Born: September 14, 1994 – The Madison Hatters relocate to Battle Creek, Michigan
Re-Branded: 2003 (Battle Creek Yankees)

Stadium: C.O. Brown Stadium

Major League Affiliations:

  • 1995-1998: Boston Red Sox
  • 1999-2002: Houston Astros

Owners:

Midwest League Champions: 2000

 

Once upon a time, there was a new minor league baseball entry in the Midwest League to be known as the Battle Creek Golden Kazoos. Locals took a dim view of the name – hated it, actually. But the absentee owner lived in Virginia and it’s not clear that community uproar alone would have been enough to silence the Golden Kazoos.

Andy Milovich – Director of Media Relations 1994-1995

My recollection is that we held a Name the Team contest when our owners had been committed to something Kazoo related from Day One.  We intimated the disdain for Kalamazoo by many residents of Battle Creek and shared our sincere concern for the choice as a staff with our ownership, but we were ultimately overruled.  The name was met with local anger <in Battle Creek> and little enthusiasm from Kalamazoo as expected.  Kazoos itself wasn’t the problem, but the attempt to force Kalamazoo tie-ins on the Battle Creek community while running a sham contest that undermined the community trust. 

Enter local oddball George Hubka. Kazoos officials were slow to register their name after the November 1994 announcement. Hubka swooped in and poached the trademark in December. Hubka claimed, at the time, that he intended to use the Battle Creek Golden Kazoos name for a co-ed barnstorming baseball team. The parties headed to court. Less than a month before Opening Day, team officials took a mulligan on the name. They unveiled the ‘Michigan Battle Cats’ name on March 9th, 1995 along with a somewhat hideous new logo (top right).

Andy Milovich

The ownership was committed to sticking to their guns, but ultimately George Hubka gave them an out when they realized the bitterness wouldn’t wane.  They’d expected people to come around, but ultimately got a free do-over from Mr. Hubka.  They should have held a George Hubka Bobblehead Giveaway with him holding a kazoo for doing them a favor. 

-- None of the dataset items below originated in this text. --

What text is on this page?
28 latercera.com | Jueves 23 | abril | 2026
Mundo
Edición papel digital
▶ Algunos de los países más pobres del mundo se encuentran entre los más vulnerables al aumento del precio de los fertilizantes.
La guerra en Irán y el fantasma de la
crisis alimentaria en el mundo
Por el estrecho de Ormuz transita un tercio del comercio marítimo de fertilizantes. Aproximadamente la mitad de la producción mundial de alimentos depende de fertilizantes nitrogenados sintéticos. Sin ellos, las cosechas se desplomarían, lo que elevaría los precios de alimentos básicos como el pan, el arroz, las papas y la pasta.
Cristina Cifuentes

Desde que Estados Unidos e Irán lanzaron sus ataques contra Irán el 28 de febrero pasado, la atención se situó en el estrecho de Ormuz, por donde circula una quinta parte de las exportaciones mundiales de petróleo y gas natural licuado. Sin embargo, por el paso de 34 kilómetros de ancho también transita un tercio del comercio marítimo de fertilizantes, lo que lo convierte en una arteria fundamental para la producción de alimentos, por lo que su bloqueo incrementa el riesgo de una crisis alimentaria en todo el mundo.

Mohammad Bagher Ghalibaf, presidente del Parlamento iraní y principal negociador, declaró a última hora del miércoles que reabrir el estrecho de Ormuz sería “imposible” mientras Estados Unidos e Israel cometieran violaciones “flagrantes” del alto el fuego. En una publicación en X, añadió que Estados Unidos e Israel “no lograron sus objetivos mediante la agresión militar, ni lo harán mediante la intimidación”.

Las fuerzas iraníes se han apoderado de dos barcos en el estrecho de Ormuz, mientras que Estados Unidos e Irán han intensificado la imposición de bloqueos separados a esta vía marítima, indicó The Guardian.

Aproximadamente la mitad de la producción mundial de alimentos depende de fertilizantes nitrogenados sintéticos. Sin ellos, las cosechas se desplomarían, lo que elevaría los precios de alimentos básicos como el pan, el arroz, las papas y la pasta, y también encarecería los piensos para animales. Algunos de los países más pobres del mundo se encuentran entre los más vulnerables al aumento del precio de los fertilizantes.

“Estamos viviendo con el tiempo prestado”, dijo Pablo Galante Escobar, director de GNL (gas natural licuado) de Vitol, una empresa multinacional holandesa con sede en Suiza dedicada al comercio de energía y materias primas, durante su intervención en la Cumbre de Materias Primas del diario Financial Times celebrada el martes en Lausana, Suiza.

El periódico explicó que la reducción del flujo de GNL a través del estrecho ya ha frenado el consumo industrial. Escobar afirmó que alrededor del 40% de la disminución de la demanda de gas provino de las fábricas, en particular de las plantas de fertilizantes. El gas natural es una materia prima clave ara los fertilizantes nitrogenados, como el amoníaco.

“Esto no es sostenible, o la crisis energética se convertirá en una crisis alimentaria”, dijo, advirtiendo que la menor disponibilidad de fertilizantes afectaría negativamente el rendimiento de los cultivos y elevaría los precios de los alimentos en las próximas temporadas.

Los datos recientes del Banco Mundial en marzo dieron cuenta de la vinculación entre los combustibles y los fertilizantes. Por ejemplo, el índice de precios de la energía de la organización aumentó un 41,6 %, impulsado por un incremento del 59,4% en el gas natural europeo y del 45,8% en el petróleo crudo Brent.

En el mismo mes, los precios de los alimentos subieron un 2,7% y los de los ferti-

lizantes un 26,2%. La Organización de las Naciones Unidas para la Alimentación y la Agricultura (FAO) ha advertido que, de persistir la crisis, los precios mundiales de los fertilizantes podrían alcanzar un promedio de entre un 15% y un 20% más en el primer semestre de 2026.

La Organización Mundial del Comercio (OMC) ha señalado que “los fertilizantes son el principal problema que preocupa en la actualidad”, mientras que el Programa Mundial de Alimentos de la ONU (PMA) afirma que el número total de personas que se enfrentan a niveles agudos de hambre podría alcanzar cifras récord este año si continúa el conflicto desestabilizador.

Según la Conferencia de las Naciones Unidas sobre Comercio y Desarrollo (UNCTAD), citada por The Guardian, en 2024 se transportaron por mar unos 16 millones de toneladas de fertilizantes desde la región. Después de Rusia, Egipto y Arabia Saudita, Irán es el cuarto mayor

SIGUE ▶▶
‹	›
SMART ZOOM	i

The Battle Cats advanced to the 1995 Midwest League championship series in their debut season. They were swept in three games by the Beloit Snappers. The team drew 171,794 fans to C.O. Brown Stadium this summer. The franchise would never again equal that number during twelve years in Battle Creek.

Michigan Battle CatsAfter four years as a Boston Red Sox farm club, the Houston Astros became the Battle Cats’ parent club in 1999. The 1999 Battle Cats squad had a spectacular starting rotation that featured future Major Leaguers Roy Oswalt (13-4, 4.47), Tim Redding (8-6, 4.97) and Johan Santana (8-8, 4.67).  Oswalt became a three-time All-Star and earned the second most Major League wins in Houston Astros history. Santana became a two-time American League Cy Young Award winner with the Minnesota Twins.

In 2000, the Battle Cats won their first and only Midwest League championship. They swept the Beloit Snappers in three games in a rematch of the 1995 Midwest League finals.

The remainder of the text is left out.